| |
XXXIX.
Zij vlood dan heen... en liet in 't leêg vertrek
Den reinen tooi, het wit satijnen kleed,
Het parelsnoer, dat mijne moeder droeg,
Den myrtenkrans voor 't schoone hoofd gereed.
Zij vlood dan heen... en bij het bruidsgewaad,
Liet zij dien brief, bekent'nis harer schand,
Gezegeld met den ring dien ik haar zelf
Gepast heb aan de kleine witte hand.
‘Vergeving dat 'k zoo lang u heb misleid,
Zoo luidt het schrift; 'k heb lang gestreden nog,
'k Heb lang geworsteld tusschen schuld en plicht,
Teruggedeinsd voor 't einde van 't bedrog.
| |
| |
'k Beminde u eenmaal; liefde en dankbaarheid,
Vereenden zich ten heil'gen, reinen bond,
En 'k meende dat het liefde was, 't gevoel,
Dat 'k voor mijn eed'len redder ondervond.

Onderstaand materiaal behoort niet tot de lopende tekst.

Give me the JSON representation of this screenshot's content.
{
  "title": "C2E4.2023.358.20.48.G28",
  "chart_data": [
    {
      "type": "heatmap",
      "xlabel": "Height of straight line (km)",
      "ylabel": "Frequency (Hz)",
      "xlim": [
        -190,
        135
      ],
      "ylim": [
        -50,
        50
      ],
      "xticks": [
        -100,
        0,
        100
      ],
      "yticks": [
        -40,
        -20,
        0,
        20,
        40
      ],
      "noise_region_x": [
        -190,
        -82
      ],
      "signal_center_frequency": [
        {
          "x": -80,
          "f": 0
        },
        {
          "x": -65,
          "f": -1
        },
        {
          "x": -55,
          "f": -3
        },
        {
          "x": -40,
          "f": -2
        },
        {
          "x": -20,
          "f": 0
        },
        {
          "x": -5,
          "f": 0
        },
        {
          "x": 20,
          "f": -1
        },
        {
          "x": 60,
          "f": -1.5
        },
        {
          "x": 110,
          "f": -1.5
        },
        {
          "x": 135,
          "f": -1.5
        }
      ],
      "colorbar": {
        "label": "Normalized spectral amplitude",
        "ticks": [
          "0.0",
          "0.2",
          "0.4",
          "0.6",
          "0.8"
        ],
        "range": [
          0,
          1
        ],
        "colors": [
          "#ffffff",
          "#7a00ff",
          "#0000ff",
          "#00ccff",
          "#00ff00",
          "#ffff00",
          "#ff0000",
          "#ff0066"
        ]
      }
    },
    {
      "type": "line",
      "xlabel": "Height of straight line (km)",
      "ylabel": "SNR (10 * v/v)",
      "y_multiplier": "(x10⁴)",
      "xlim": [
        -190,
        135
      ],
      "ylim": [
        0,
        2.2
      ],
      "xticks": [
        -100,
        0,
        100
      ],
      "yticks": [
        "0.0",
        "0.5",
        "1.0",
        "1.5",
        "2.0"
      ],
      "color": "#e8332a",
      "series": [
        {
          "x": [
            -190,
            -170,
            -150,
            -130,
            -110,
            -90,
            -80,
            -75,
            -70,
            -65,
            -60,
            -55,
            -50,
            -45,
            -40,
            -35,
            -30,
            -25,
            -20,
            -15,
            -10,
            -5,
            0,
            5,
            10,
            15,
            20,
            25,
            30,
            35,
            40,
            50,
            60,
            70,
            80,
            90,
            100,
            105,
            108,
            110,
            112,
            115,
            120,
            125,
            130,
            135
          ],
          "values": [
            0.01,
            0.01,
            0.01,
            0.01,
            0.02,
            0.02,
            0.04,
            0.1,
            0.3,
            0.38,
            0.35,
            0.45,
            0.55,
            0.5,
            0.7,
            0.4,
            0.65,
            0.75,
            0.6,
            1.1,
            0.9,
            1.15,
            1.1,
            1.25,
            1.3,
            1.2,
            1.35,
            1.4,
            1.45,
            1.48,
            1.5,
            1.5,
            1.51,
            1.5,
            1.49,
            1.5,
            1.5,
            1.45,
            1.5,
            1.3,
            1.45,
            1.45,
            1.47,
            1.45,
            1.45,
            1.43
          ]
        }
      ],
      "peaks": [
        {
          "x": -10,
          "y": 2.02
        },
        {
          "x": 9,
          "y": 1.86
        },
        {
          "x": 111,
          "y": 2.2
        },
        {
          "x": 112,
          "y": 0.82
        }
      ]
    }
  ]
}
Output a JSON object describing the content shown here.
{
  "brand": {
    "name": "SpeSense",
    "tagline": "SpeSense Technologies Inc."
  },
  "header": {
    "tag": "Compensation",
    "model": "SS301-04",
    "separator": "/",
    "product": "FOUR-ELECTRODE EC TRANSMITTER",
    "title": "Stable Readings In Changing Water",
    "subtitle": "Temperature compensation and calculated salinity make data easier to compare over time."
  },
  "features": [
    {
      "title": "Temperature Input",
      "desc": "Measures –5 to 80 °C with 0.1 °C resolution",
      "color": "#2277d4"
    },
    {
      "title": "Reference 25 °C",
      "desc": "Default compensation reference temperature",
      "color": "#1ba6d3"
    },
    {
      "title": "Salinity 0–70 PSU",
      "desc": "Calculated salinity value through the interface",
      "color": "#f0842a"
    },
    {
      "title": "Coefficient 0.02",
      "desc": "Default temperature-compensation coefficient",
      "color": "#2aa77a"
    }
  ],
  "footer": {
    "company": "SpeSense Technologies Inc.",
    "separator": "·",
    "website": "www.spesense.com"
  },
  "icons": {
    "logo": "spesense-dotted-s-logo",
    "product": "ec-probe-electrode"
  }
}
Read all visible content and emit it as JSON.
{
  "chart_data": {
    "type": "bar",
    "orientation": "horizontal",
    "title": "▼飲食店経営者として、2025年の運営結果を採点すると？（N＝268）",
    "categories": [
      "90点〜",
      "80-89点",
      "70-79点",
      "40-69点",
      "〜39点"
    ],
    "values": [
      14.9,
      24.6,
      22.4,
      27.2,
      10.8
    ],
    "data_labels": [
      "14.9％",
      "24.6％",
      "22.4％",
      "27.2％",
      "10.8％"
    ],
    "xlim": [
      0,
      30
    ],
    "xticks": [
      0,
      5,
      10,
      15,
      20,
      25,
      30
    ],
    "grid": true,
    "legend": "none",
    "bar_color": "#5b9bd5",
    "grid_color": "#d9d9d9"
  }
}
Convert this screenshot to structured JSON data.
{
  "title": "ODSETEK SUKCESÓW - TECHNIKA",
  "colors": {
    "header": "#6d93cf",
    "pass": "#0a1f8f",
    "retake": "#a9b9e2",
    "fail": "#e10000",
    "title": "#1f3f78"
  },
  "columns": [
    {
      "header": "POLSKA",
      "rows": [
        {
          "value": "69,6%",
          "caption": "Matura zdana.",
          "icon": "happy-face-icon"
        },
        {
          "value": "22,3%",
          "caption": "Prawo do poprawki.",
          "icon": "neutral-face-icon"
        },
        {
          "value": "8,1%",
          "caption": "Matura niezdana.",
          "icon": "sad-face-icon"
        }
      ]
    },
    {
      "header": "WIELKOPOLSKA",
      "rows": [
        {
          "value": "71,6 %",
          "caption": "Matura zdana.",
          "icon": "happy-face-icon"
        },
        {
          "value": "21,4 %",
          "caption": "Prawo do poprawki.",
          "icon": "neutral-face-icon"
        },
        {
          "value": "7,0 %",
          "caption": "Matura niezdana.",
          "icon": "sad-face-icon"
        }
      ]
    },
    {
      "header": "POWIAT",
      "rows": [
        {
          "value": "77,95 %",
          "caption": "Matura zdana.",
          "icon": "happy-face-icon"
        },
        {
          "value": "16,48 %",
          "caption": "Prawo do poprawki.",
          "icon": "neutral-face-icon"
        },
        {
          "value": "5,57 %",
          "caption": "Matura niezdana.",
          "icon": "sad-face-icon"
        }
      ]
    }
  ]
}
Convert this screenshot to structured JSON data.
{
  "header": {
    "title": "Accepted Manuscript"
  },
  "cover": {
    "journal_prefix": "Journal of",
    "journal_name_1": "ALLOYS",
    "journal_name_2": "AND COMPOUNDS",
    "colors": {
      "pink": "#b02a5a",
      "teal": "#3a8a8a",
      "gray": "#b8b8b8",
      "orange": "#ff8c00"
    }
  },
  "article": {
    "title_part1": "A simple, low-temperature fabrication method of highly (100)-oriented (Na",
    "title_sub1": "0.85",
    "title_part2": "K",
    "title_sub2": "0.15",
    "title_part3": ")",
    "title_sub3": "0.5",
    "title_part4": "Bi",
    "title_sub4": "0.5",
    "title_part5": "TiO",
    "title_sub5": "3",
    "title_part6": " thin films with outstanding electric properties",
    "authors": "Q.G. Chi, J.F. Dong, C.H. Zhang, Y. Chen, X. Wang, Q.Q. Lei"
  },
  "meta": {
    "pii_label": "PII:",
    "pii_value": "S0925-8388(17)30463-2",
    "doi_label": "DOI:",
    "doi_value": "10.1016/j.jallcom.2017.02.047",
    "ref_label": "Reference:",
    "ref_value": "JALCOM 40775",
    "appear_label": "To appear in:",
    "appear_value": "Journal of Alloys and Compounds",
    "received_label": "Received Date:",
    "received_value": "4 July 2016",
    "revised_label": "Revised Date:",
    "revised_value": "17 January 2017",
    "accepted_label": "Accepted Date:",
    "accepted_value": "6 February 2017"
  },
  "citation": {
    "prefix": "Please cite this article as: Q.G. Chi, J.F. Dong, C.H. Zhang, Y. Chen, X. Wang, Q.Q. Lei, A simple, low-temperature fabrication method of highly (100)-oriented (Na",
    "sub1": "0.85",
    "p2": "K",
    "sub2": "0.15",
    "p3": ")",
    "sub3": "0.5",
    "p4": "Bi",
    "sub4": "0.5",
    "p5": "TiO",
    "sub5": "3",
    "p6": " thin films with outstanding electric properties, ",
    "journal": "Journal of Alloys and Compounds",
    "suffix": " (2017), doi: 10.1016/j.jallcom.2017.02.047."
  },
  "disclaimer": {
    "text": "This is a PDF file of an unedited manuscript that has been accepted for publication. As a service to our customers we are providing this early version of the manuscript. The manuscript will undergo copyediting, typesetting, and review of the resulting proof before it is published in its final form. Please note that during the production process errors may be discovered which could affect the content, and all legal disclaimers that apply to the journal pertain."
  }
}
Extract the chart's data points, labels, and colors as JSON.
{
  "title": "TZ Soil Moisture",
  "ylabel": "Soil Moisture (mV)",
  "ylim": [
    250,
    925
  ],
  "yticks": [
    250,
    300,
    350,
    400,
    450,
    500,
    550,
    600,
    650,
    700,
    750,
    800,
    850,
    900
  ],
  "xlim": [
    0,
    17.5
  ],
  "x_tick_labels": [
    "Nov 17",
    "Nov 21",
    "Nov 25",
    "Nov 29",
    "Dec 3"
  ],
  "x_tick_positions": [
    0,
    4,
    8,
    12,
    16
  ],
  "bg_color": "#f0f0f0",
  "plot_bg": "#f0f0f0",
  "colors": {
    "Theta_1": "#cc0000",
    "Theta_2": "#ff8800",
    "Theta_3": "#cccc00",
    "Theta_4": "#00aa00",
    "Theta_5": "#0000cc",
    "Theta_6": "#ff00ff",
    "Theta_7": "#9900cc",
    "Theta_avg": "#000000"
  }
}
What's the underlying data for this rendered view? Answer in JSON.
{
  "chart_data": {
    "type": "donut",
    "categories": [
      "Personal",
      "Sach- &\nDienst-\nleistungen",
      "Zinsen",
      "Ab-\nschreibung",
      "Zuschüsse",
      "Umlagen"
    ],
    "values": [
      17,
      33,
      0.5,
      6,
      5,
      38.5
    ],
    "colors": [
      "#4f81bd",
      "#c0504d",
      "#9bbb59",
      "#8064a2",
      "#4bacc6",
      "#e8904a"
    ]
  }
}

Gij waart zoo goed, 'k vereerde u meer dan een,
'k Gevoelde dat gij beter waardig waart;
Toch poogde ik u te geven wat 'k vermocht:
Een jeugdig hart, nog door geen schuld bezwaard.
Toen zag ik hem... ô, als gij hartstocht kent,
Dan weet ge ook wat dat eerst ontmoeten zegt;
Dan weet ge 't ook, hoe in dien éénen blik,
Een gansche levensbaan is weggelegd.
Toen zag ik hem... en sinds dat oogenblik
Verliep geen uur, dat ik niet aan hem dacht,
Ik poogde hem te zien wanneer 'k u sprak,
En 'k zag zijn beeld den ganschen langen nacht.
Heb medelijden met de diepgevallen vrouw,
Die hartstocht voerde tot zoo koen besluit.
Maar neen... veracht mij, die mijn plicht, mijn rang
Vergeten heb, en vluchtte... als uwe bruid.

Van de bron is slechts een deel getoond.